THE sun sank slowly behind the far-off, torn and rocky crags, throwing up a last red glare like a shout of defiance as the white tooth of Herjehogmen mountain blotted the last beams from Alvrosdale. A deep-toned copper bell rang across the evening, and the young men and girls, leaving their dancing on the ice, came trooping up the path in little groups to the Hall of Assembly, laughing and talking. Their gay-colored clothes stood out brilliantly against the white background of the snow in the Northern twilight that often seems like day.

At the door of the Hall they parted—not without sadness, since for many it was the last parting—some going into the Hall, others passing on up the path to the line of houses. Those who entered were grave, though they had smiled not long before. Yet they were a goodly company for all that, some three-score in number and all in the fire of youth.
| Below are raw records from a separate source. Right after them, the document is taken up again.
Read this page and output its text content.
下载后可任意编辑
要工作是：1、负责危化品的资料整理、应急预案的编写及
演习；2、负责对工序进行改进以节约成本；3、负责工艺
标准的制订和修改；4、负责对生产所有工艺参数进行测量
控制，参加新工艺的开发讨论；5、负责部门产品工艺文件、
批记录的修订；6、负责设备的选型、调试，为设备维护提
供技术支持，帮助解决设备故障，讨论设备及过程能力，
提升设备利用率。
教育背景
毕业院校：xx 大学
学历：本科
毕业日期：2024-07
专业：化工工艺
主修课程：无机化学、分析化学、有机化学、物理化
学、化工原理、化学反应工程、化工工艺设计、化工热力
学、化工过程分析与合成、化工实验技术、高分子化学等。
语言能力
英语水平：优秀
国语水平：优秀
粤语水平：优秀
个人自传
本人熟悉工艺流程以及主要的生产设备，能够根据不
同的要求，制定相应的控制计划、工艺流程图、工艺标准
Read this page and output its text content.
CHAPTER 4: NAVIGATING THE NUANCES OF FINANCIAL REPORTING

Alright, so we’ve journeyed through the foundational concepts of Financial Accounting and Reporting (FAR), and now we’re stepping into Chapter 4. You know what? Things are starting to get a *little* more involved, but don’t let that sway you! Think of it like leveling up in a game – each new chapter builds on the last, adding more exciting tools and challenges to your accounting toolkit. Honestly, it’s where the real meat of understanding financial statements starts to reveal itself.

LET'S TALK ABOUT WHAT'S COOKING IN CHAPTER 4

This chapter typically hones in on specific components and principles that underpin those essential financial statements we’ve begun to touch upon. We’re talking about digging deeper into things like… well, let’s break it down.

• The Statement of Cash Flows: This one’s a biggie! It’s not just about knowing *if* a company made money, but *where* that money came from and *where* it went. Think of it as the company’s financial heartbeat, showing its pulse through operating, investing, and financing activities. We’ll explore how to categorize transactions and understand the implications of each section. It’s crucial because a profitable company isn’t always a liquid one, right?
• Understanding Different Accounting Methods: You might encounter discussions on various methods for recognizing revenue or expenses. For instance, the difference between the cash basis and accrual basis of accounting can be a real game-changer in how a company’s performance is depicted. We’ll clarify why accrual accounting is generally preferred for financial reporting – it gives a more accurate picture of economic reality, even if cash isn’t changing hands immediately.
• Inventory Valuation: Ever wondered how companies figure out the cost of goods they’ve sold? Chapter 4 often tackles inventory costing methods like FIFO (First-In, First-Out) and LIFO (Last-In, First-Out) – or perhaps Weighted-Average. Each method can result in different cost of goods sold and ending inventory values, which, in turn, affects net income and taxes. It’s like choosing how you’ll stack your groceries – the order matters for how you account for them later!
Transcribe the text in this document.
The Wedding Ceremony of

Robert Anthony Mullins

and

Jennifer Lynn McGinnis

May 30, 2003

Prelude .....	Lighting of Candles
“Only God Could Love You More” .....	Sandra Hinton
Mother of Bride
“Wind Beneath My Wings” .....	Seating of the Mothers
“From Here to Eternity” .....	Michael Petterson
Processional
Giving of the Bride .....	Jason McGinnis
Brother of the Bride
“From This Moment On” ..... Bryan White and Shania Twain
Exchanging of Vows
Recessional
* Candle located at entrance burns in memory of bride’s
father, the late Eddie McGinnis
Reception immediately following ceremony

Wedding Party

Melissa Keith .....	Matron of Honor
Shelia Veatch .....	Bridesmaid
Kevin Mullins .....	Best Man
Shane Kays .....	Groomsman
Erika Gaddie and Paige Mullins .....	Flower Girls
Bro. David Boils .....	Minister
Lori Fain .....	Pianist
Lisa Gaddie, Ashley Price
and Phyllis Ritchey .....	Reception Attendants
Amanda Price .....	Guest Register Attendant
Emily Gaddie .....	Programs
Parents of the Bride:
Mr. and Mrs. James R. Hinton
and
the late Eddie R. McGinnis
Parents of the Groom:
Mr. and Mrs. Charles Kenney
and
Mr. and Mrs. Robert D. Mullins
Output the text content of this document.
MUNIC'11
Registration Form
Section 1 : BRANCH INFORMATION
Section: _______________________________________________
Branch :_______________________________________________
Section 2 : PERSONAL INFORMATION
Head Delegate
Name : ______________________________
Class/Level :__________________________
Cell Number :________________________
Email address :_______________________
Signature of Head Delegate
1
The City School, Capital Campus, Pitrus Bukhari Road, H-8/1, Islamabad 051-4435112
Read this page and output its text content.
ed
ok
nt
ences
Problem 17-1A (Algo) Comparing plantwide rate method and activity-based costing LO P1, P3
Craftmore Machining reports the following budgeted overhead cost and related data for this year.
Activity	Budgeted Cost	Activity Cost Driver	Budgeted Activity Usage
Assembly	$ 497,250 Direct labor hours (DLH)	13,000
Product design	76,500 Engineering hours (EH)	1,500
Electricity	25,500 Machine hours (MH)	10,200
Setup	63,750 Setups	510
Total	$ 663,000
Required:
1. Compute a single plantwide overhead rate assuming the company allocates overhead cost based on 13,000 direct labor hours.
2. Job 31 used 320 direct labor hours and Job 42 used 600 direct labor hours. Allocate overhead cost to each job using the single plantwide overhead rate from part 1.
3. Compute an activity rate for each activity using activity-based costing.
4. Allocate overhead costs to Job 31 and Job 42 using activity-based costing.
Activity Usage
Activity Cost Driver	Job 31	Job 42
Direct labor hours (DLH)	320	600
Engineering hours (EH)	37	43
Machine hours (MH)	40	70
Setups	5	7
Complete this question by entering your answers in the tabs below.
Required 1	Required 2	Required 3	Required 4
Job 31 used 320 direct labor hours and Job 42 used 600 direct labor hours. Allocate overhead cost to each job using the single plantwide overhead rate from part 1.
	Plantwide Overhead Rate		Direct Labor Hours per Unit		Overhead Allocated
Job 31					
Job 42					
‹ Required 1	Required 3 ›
Within the hall might be seen benches; a great fire against one wall, and against the other the mouldering remains of those Machines that were the last relics of the days of old. At the center was a dais with places for the elders of Alvros, and midmost among these sat a man full of years, but in no wise feeble. Strong, stern, white-headed, he bore on one arm the silver band of authority, and in his hand he held a small, shiny Machine, round in shape and with a white face which bore twelve characters written in black. As the youth took their places, he twisted this Machine, so that it rang a bell, loud and stridently. Then there was silence, and the old man rose to speak.

“My friends,” said he, “you will leave Alvrosdale tomorrow. Your skis are even now prepared; your glider wings await you outside. In this Hall of Assembly, which was once the House of Power, we are met tonight, as is the custom of our people, that I may tell the story of the last of the Anglesk and warn you of the dangers you will meet. Some of you— God grant it may be treacherous winds and flung against the Mountain of the South to die. Some may be caught by the Demon Power, whom the Anglesk worshipped. Some will find green fields and prosperity, and will meet the others of our folk who have gone before. . . But a few of you will wish to return. To these I now say—stay behind! You are better off here! And I cannot go on with my tale till I have asked whether there are any among you who would prefer the life of this quiet dale to that of the outer world, with its Power, its mountains, and its living dead.”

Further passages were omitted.